Query Processing Overview

To perform effective SQL tuning, you must understand what a query plan is. Understanding query plans requires knowledge of the complete query execution process within a database management system. As an evolution and optimization of the PostgreSQL family, YMatrix inherits the classic query processing mechanisms from PostgreSQL—primarily those of Greenplum Database.

Greenplum Database divides nodes into Master and Segment nodes, extending the PostgreSQL architecture to support a distributed database system with the following query processing workflow:

  • The Master receives the query statement and generates a query plan.
  • The Master distributes the query plan to Segments.
  • Segments execute the plan concurrently on their local data sets.
  • The Master collects the results and returns them to the client.

There are two methods for distributing query plans:

  • Distributed parallel query plans
  • Targeted query plans

A distributed parallel query plan means that most database operations—such as table scans, joins, aggregations, and sorts—are executed in parallel across all Segment instances. Each operation runs independently on one Segment's data without accessing data stored on other Segments.

A targeted query plan applies when a query accesses data on only a single Segment. Examples include single-row INSERT, UPDATE, DELETE, or SELECT operations, or queries filtered on the table’s distribution key column. In such cases, the query plan is not sent to all Segments, but instead directed only to the Segment instance(s) containing the relevant rows.

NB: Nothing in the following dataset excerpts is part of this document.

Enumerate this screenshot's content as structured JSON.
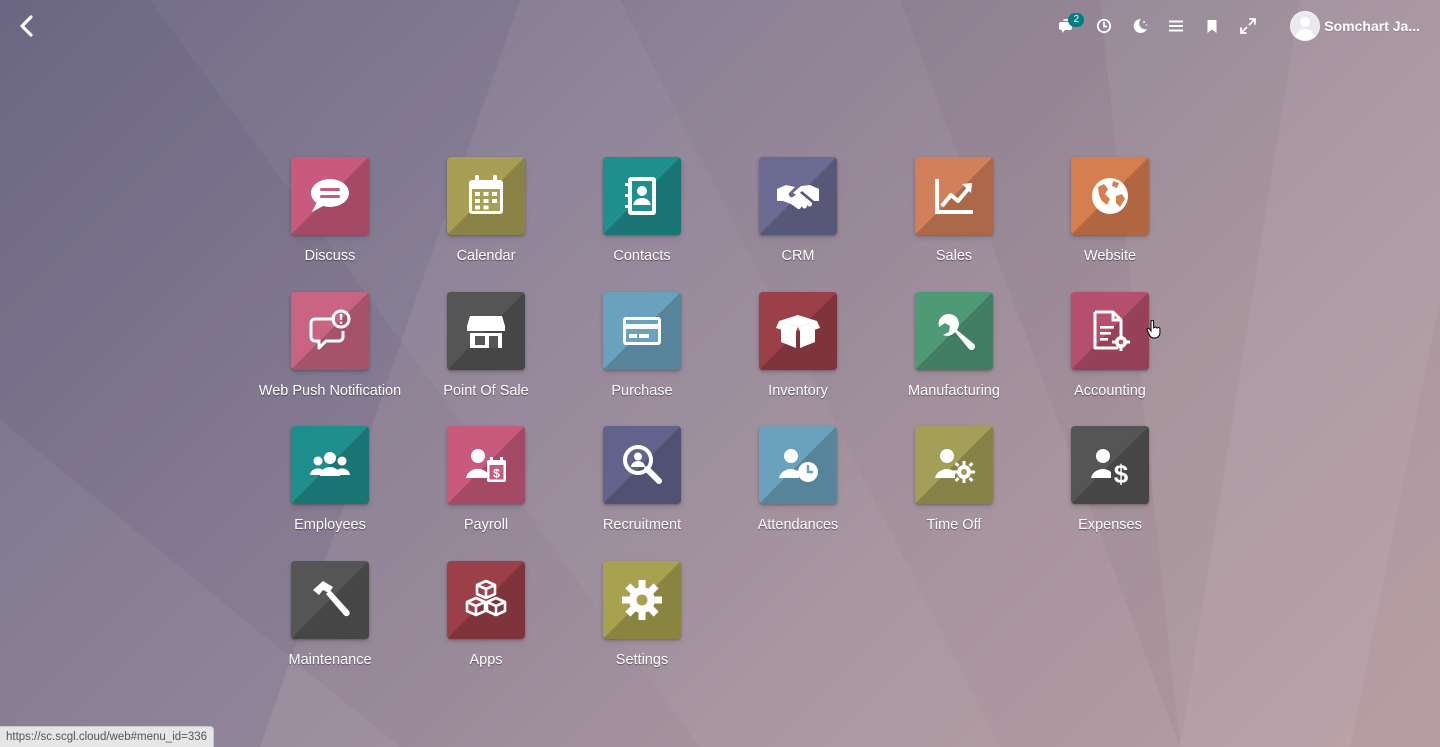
{
  "header": {
    "back_icon": "chevron-left-icon",
    "chat_badge": "2",
    "user_name": "Somchart Ja..."
  },
  "apps": [
    {
      "label": "Discuss",
      "color": "#c85a7d",
      "icon": "chat-icon"
    },
    {
      "label": "Calendar",
      "color": "#a89f55",
      "icon": "calendar-icon"
    },
    {
      "label": "Contacts",
      "color": "#1f8f8d",
      "icon": "address-book-icon"
    },
    {
      "label": "CRM",
      "color": "#6a6a92",
      "icon": "handshake-icon"
    },
    {
      "label": "Sales",
      "color": "#d2805a",
      "icon": "chart-line-icon"
    },
    {
      "label": "Website",
      "color": "#d77e4f",
      "icon": "globe-icon"
    },
    {
      "label": "Web Push Notification",
      "color": "#c96483",
      "icon": "notification-bubble-icon"
    },
    {
      "label": "Point Of Sale",
      "color": "#555555",
      "icon": "store-icon"
    },
    {
      "label": "Purchase",
      "color": "#6aa1bd",
      "icon": "credit-card-icon"
    },
    {
      "label": "Inventory",
      "color": "#9b3f48",
      "icon": "box-icon"
    },
    {
      "label": "Manufacturing",
      "color": "#4f9a76",
      "icon": "wrench-icon"
    },
    {
      "label": "Accounting",
      "color": "#b64f6e",
      "icon": "invoice-gear-icon"
    },
    {
      "label": "Employees",
      "color": "#1f8f8d",
      "icon": "users-icon"
    },
    {
      "label": "Payroll",
      "color": "#c85a7d",
      "icon": "user-calendar-dollar-icon"
    },
    {
      "label": "Recruitment",
      "color": "#62638c",
      "icon": "search-user-icon"
    },
    {
      "label": "Attendances",
      "color": "#6aa1bd",
      "icon": "user-clock-icon"
    },
    {
      "label": "Time Off",
      "color": "#a39f58",
      "icon": "user-gear-icon"
    },
    {
      "label": "Expenses",
      "color": "#555555",
      "icon": "user-dollar-icon"
    },
    {
      "label": "Maintenance",
      "color": "#555555",
      "icon": "hammer-icon"
    },
    {
      "label": "Apps",
      "color": "#9b3f48",
      "icon": "cubes-icon"
    },
    {
      "label": "Settings",
      "color": "#a8a14f",
      "icon": "gear-icon"
    }
  ],
  "status_url": "https://sc.scgl.cloud/web#menu_id=336"
}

Note that targeted query plans in a distributed database differ from query plans in a standalone database. In a distributed system, each server typically hosts multiple Segment instances, unlike a standalone database which has only one Segment. Therefore, even if no distribution key is defined during table creation, data may still be spread across multiple Segments on the same server. In such cases, even a targeted query plan pointing to a single server might require a Motion operator to gather results from multiple Segments on that server.